The problem with this thinking is it forgets that most of the CAF isn't in combat arms regiments, and most of the ResF trades having issues with training aren't combat arms. Most support occupation/units don't have block leave apart from Christmas, when most of the CAF/GoC shuts down. Even then, some occupations/units work right through the holidays, because some things can't shut down.
My point was, that an institutional change to make the RegF spend it's summers training ResF would have massive and likely unintended consequences, that would need to be weighed against the potential benefit of getting a few more reservists through a few more courses.
The CAF is a big institution, and changes to the CAF as an institution need to be considered beyond how they would impact an infantry battalion.
And yet an Army is fundamentally about fielding infantry battalions (and cavalry squadrons and gun batteries).
The more complex we make a command the harder we make the ability to assemble, organize and train it.
Training rifle platoons, cavalry troops and gun sections is relatively easy and straight forwards. The difficult bit seems to come when capabilities that require more training and constant use are incorporated into the permanent structure of higher levels of command. When Atts become permanent if you will.
If infantry battalions were primarily about raising rifle companies then creating reserve mass would be a lot simpler. But when every battalion is seen as a mini battle group ready to take the field tonight, with all sorts of support elements and required Atts like Medics and MPs and Mechanics then we complicate things, and perhaps overly complicate them.
I have continually made reference to the difference between Woolwich and Sandhurst, between Ordnance and the Combat Arms, between scarlet and blue, and I would note the association of Woolwich and Greenwich.
The raising of an army is about creating mass and particularly massing infantry and cavalry. That is where the reserve system can excel.
The Ordnance is always going to be a different beast, and in that I include the Navy and the Air Force, the other blue suiters. That dichotomy has been recognized at least since the Hanoverians established the Corps of Engineers and Royal Regiment of Artillery at Woolwich Arsenal in 1716.
The Commissariat has a different set of skill sets, and provenance entirely, with ranks and promotions more akin to the police and the civil service.
Only in Canada, courtesy of Paul Hellyer, do we try to a Bombardier and a Corporal into the same thing. Or a Sergeant into a Stores Clerk. Actually, that isn't right. It isn't just in Canada.
But there are perfectly valid reasons for treating different trades differently. A career in an office, or one that requires a life at sea, or occasionally being called out to live in a tent in a desert for months, all require separate management.
So when Army.CA spends time talking about Army requirements, and that includes how to raise an effective mass army in an emergency, it isn't to denigrate the other professions that are necessary to the success of the army. Nor is it to ignore the importance of the Ordnance, the Navy and the Air Force to the national defence, with or without the army.
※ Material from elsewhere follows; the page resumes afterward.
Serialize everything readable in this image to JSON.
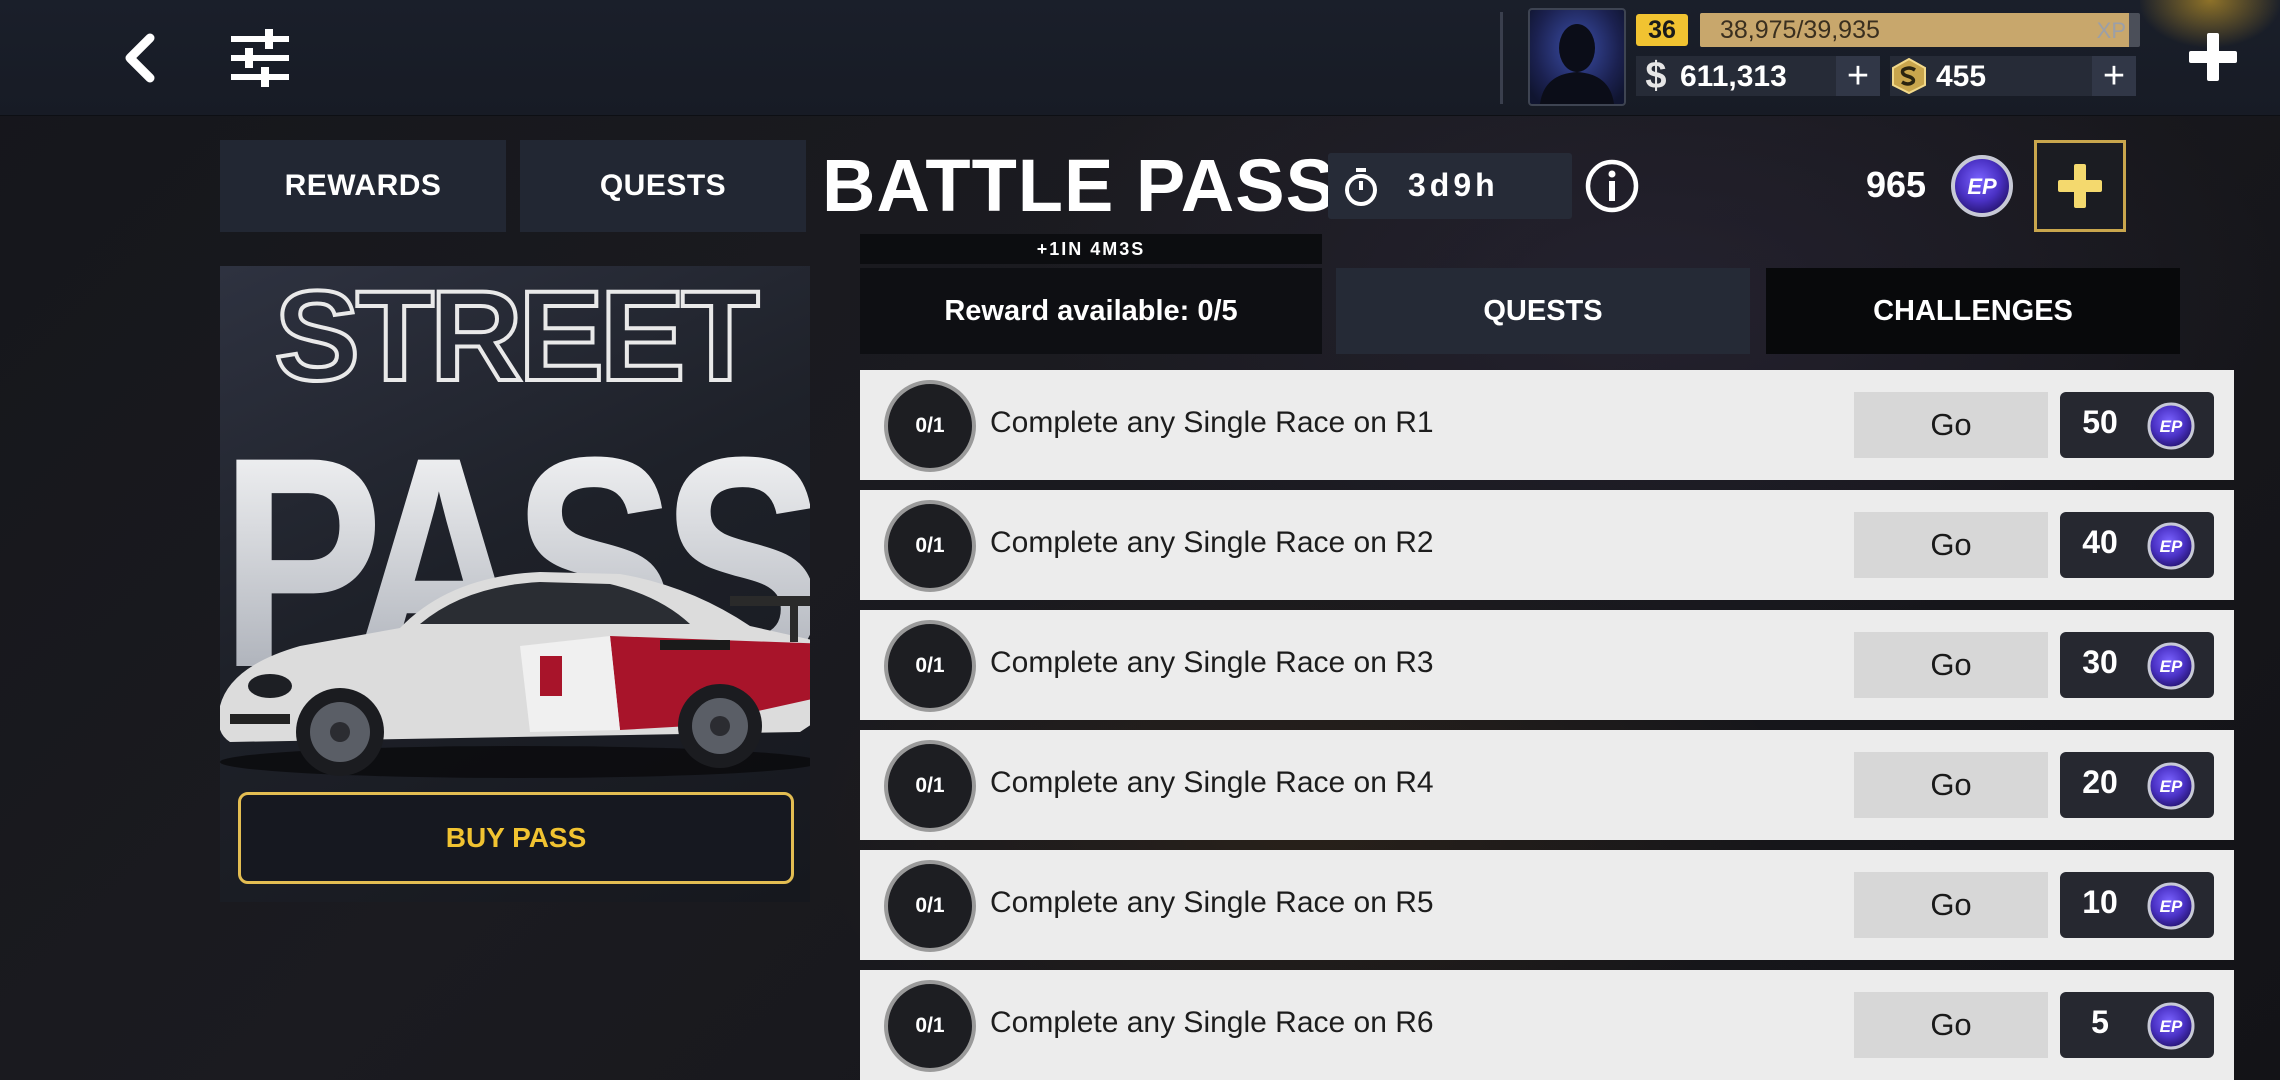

But the constant tendency of every discussion to revert to a discussion about the army reserve might suggest the centrality of the issue at least as far as the Army itself is concerned.
....
Every Army discussion starts with looking for more Privates for Majors to command. We maintain the number of regular infantry battalions and cavalry regiments, and even artillery and engineer regiments. This despite reducing the number of soldiers in the battalions to 40% of their authorised strength 40 years ago. We reduced the number of rifle companies from 4 to 3 to 2. We eliminated the support company and then re-raised it. We reduced the number of platoons in the companies left. We are reducing the number of sections in the platoons. We have reduced the size of the sections.
But we always maintain the number of command billets.
And then wonder how we are going to make up the numbers.
Of course everything ends up being a discussion about the reserve.
Everyone of you see this coat of arms on a daily basis.
The Lion and the Unicorn.
It is easy to discuss the attributes of the Unicorn.
The Lion is harder.
The Unicorn is the national animal of Scotland. It may as well be the mascot for the Canadian Army Reserves.